Making your PHP code 300% faster doesn’t matter, it’s not where your bottlenecks are. “PHP Doesn’t Scale” – Cal Henderson. PHP doesn’t scale, Java doesn’t scale, Ruby doesn’t scale – languages don’t scale. When you’re worrying about scale and storing 4 billion kitten photos: how you program it probably doesn’t matter.
What’s scaling? Scaling is specialization. As you get bigger and as you grow the solutions being sold to you by vendors won’t cut it. You have to cut your database into different pieces and make it very specialized and specific to your needs. We’re going to talk about some of the techniques we use at Digg. Scaling is also about severe hair loss. I’m not joking. I’m going bald. It’s tough. It’s not easy. You can’t do it alone.

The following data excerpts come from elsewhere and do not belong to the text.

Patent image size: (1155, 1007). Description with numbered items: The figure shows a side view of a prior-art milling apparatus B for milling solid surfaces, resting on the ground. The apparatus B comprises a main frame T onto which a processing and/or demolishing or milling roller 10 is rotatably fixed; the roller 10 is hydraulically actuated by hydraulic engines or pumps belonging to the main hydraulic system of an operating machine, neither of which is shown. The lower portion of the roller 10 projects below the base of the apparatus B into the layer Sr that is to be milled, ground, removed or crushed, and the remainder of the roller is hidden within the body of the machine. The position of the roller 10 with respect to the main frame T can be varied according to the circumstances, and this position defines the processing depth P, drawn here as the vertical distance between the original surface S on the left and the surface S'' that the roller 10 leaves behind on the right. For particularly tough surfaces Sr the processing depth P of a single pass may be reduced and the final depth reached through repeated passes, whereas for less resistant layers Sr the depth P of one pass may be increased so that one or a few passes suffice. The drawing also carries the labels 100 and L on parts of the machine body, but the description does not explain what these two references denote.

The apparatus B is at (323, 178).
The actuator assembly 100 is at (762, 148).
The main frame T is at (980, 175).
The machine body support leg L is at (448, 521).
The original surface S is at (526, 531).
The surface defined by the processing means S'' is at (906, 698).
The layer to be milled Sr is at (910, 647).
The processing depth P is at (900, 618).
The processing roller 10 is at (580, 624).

Often people get confused with scaling out and scaling up. You get to a point where you can’t scale up anymore. You can’t just buy more expensive machines at some point. Everyone is scaling out right now with lots of crappy boxes. We expect to fail.
Your mom lied; don’t share. Decentralize, expect failures and just add boxes. Amazon is one of the best at this.

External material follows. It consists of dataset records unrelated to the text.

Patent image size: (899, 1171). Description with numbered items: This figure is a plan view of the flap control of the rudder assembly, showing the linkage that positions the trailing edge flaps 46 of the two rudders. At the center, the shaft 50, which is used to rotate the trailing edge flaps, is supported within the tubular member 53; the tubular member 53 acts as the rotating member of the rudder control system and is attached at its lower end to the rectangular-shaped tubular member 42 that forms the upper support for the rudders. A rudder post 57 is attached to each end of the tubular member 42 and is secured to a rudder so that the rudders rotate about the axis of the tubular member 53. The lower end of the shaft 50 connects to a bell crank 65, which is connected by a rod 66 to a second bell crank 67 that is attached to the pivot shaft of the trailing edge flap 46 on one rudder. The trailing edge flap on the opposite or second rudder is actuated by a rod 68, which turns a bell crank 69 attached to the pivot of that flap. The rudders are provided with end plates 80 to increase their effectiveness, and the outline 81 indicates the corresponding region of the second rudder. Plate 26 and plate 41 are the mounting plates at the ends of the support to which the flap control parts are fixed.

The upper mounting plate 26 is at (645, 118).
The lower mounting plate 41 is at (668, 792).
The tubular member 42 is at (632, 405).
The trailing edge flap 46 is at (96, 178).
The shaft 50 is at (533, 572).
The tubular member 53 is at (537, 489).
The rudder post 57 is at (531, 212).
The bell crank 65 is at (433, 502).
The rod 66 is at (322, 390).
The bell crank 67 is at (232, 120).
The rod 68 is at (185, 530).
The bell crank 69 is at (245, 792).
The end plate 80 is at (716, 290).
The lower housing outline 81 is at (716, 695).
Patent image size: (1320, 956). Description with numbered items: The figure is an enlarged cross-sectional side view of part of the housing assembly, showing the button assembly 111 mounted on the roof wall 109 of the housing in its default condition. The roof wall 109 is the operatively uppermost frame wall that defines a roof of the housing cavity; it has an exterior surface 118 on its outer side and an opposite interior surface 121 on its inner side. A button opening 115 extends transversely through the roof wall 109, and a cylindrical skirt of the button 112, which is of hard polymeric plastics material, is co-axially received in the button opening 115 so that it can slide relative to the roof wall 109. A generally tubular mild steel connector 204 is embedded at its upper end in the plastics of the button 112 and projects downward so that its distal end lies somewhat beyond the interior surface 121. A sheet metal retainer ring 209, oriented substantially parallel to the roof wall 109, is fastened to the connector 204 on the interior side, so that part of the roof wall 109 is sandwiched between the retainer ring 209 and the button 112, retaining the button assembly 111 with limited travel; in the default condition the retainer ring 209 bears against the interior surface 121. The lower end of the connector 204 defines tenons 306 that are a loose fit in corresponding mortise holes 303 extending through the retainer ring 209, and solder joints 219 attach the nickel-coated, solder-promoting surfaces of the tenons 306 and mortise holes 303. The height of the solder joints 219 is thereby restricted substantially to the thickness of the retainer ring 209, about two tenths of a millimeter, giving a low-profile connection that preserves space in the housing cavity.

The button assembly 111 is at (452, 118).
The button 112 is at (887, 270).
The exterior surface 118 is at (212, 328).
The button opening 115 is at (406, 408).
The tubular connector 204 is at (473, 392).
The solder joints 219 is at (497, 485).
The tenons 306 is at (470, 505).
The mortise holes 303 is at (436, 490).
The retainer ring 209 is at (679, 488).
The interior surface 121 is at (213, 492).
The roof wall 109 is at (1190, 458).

CAP Theorem says you can only pick two of the following three: strong Consistency, high Availability, Partition tolerance.
What are my options? Denormalize, eventually consistent, parallel, asynchronous, specialize.
Denormalization is necessary in partitioned solutions and it’s becoming a huge problem for Digg. If you’re not using queues and messaging systems you’re going to want to look into gearman and djabberd. You wonder why things are going slow and you realize you’re doing 5 synchronous trips to the database. You’ve got to make these calls async with either http calls or gearman. One thing Digg is big on is running the numbers before you try and fix a problem. Run the numbers to make sure things actually will work. We’ll discuss a case of this.
Memcached, OMG Files! (MogileFS) Digg uses for icons and photos, Gearman is a massively distributed fork, and the new favorite toy: MemcacheDB “Will be the biggest new kid on the block in scaling.” Initial tests on a laptop yielded 15,000 writes a second. The developer behind this took Berkley DB and Memcache and brought them together.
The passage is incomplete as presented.